The work in this field began with the discoveries of an Osteopath, Dr William Garner Sutherland. As an osteopathic student at the beginning of the twentieth century, the bones of the cranium fascinated him. While looking at a skull, he realised that it was, “bevelled like the gills of a fish for primary respiration.” This thought led him on a lifetime journey to discover its nature.
Dr Sutherland undertook investigations that proved to him that the living skull expresses movement and motion and that this motion is physiologically important. Dr Sutherland then focused on primary respiration (the breathing and movement of body tissues, as opposed to secondary breathing which is also called lung breathing). He focused on the phased he termed inhalation and exhalation. He wrote about an approach where no force from outside is used, but the potency (life force) is trusted to initiate and carry out healing processes. Dr Sutherland referred to this as the Intelligence of the system and the intentions of the Breath of Life. It was at about this point, when Craniosacral Therapy came into its own as a healing modality, even though at the time, it was still very much a part of Osteopathy. Many practitioners carried on the work of Sutherland within the context of osteopathic practice.
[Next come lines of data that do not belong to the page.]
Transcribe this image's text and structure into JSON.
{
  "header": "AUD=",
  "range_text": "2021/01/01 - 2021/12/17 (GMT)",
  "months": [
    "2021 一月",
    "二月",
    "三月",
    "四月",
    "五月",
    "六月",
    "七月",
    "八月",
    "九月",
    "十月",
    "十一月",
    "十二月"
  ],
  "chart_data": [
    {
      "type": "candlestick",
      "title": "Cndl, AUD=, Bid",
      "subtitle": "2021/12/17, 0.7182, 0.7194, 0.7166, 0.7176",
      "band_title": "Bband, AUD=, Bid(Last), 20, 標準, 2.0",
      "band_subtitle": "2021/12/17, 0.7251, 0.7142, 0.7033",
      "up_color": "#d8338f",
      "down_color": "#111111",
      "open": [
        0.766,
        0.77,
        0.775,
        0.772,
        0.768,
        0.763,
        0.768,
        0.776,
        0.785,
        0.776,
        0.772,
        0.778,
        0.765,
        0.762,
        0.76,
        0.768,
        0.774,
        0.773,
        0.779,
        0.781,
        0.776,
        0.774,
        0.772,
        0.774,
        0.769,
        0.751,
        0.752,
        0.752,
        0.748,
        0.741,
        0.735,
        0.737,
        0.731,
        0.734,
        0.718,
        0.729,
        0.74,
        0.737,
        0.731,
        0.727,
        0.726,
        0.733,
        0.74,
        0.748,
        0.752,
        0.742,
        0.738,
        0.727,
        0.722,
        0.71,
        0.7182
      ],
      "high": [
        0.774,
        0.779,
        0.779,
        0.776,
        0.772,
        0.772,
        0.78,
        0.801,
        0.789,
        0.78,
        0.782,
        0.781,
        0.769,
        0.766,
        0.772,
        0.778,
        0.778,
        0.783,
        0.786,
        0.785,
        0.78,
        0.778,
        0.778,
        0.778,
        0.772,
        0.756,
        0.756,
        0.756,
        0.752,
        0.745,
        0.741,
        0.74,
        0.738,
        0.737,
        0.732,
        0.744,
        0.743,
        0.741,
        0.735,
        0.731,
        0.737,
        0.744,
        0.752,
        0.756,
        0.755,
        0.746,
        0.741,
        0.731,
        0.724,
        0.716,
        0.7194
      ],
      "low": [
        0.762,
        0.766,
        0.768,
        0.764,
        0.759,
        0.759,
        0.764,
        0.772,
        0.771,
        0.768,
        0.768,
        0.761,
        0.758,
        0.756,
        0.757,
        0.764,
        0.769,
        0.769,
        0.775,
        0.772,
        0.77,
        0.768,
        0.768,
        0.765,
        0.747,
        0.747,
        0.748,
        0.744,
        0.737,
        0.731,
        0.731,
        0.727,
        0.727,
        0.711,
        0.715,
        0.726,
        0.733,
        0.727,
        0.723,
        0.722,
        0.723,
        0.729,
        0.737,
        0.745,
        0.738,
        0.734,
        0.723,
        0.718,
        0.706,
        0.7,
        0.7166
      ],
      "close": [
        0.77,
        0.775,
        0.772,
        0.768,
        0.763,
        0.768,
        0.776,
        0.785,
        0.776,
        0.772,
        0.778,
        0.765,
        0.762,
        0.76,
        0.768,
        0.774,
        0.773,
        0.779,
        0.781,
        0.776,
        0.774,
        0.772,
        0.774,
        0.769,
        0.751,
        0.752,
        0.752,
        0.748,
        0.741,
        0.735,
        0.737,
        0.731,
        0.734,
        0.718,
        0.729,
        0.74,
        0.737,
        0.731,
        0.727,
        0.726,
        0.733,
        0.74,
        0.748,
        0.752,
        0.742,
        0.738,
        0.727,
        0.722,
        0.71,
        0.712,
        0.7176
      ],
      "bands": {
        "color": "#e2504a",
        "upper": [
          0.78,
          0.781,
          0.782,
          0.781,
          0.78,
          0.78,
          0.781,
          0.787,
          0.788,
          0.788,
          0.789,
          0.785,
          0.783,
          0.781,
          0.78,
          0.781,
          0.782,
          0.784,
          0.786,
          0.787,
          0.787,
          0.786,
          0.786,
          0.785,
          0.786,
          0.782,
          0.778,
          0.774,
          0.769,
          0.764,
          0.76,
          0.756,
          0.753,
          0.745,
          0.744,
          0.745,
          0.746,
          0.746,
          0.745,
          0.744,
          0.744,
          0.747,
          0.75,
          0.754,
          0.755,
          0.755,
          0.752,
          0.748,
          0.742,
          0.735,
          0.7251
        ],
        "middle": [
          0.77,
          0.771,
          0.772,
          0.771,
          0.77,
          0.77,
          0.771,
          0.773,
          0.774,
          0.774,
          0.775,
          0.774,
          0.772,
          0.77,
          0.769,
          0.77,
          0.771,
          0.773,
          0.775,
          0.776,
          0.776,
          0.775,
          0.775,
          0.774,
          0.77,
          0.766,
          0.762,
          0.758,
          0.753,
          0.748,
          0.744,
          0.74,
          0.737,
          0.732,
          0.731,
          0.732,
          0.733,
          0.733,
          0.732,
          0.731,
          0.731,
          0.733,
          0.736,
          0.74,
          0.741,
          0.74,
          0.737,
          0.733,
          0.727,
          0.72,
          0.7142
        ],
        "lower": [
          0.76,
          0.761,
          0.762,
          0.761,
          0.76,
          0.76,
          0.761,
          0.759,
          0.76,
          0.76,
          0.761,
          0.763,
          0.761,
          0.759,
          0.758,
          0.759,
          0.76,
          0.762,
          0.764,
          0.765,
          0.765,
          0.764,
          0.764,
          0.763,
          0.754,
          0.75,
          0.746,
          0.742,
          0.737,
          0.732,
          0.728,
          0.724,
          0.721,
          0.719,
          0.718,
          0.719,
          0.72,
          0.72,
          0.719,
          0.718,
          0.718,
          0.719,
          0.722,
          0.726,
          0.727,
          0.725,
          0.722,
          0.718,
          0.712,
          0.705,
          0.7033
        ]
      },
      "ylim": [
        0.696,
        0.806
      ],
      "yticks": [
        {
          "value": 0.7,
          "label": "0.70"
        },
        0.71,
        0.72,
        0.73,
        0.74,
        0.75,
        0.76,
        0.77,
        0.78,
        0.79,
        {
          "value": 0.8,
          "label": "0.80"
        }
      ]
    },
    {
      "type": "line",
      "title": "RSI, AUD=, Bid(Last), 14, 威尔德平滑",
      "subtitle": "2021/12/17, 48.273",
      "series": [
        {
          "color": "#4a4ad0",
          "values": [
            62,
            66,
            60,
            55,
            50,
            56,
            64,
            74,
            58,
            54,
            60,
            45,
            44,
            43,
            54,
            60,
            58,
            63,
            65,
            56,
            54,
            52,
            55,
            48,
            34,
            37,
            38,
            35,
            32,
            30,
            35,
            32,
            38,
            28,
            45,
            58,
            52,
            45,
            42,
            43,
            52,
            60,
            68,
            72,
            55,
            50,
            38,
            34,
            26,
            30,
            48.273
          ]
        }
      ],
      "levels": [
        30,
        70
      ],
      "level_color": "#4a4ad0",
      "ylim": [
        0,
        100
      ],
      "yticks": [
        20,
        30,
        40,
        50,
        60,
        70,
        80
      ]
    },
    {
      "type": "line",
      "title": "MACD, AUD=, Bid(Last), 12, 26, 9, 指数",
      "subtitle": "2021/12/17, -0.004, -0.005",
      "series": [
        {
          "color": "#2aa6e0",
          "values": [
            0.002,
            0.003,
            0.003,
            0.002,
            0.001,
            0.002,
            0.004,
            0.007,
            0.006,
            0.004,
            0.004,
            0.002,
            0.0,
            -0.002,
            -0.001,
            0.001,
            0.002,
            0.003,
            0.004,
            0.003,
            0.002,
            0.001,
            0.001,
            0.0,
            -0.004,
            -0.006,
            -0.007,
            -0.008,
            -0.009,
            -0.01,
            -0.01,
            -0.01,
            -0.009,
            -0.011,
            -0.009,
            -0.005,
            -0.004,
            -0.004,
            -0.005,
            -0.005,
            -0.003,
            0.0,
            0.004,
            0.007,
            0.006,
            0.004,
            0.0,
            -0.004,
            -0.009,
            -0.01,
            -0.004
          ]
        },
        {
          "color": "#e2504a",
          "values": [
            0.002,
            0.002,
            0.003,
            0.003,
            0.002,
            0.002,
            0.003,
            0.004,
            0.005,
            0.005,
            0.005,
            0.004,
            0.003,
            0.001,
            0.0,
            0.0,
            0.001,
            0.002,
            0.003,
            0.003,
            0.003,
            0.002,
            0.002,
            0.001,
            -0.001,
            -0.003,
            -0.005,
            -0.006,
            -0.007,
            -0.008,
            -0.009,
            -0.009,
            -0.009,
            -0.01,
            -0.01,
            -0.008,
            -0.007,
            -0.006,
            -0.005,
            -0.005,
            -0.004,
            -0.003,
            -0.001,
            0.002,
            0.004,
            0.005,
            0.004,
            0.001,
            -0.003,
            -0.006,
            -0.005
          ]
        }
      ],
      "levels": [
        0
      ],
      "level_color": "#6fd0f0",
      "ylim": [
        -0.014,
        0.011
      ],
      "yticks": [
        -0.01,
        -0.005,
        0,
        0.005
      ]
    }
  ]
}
Work outside of the osteopathic community was first taught by Dr John Upledger DO in the 1970’s and was called CranioSacral Therapy. His work continues to be taught by the Upledger Institute which is worldwide and based in America.
Dr Franklyn Sills, DO further developed cranial work, and in particular, the cranial aspects. He orientated to what was called the tidal potency and the fluid tide, and waited for the potency of the Breath of Life to manifest its healing intentions.
In 1982, Dr Franklyn and Maura Sills moved to England and created the Karuna Institute in Devon England. In 1986, Dr Claire Dolby DO, an osteopathic colleague, encouraged Franklyn to begin teaching a form of the work outside of the osteopathic profession. The first cranial training developed by Dr Sills was taught at the Karuna Institute in 1986, assisted by Dr Claire Dolby DO.
In 1992, there was a change in the approach to craniosacral courses, bringing in a clear Biodynamic approach to the work. This approach worked with The Breath of Life to allow the client’s system to heal following the natural order within their body. Franklyn also introduced the work of Dr Rollin Becker DO to the Craniosacral community and helped people orient to what Becker called the inherent treatment plan. It became clear that the practitioner was more of a facilitator, encouraging the right environment in which this could occur. This way of listening to the client’s system and allowing the client’s body to prioritise the healing process was the point of difference to Biomechanical Craniosacral therapy, which tended to be more practitioner led with a series of protocols being followed. It was at this point the Dr Franklyn Sills coined the term Craniosacral Biodynamics.
Over this period of time, Franklyn and his colleagues taught trainings in Europe, including Switzerland, Spain and Germany and in America. This began the worldwide spread of Biodynamic Craniosacral Therapy.
Franklyn, along with Dr Michael Kern DO, also helped start the Craniosacral Therapy Educational Trust (CTET) in London, which is now an important biodynamic training and therapist registering organisation.
Biodynamic Craniosacral Therapy is a growing and vital field. Trainings and practises continue to grow throughout the world. Consequently, Practitioner organisations have been developed around the world. In Europe, the Biodynamic Craniosacral Therapy Association (BCSTA) is the main accrediting body. The Craniosacral Therapy Educational Trust (CTET) covers the UK, while America has the International Affiliation of Biodynamic Trainings (IABT). The Pacific Association of Craniosacral Therapists (PACT) covers Asia and the South Pacific. These organisations encourage the development of Craniosacral Therapy, ensure the professional standards of the schools are maintained, and thus the graduate therapists are fully qualified.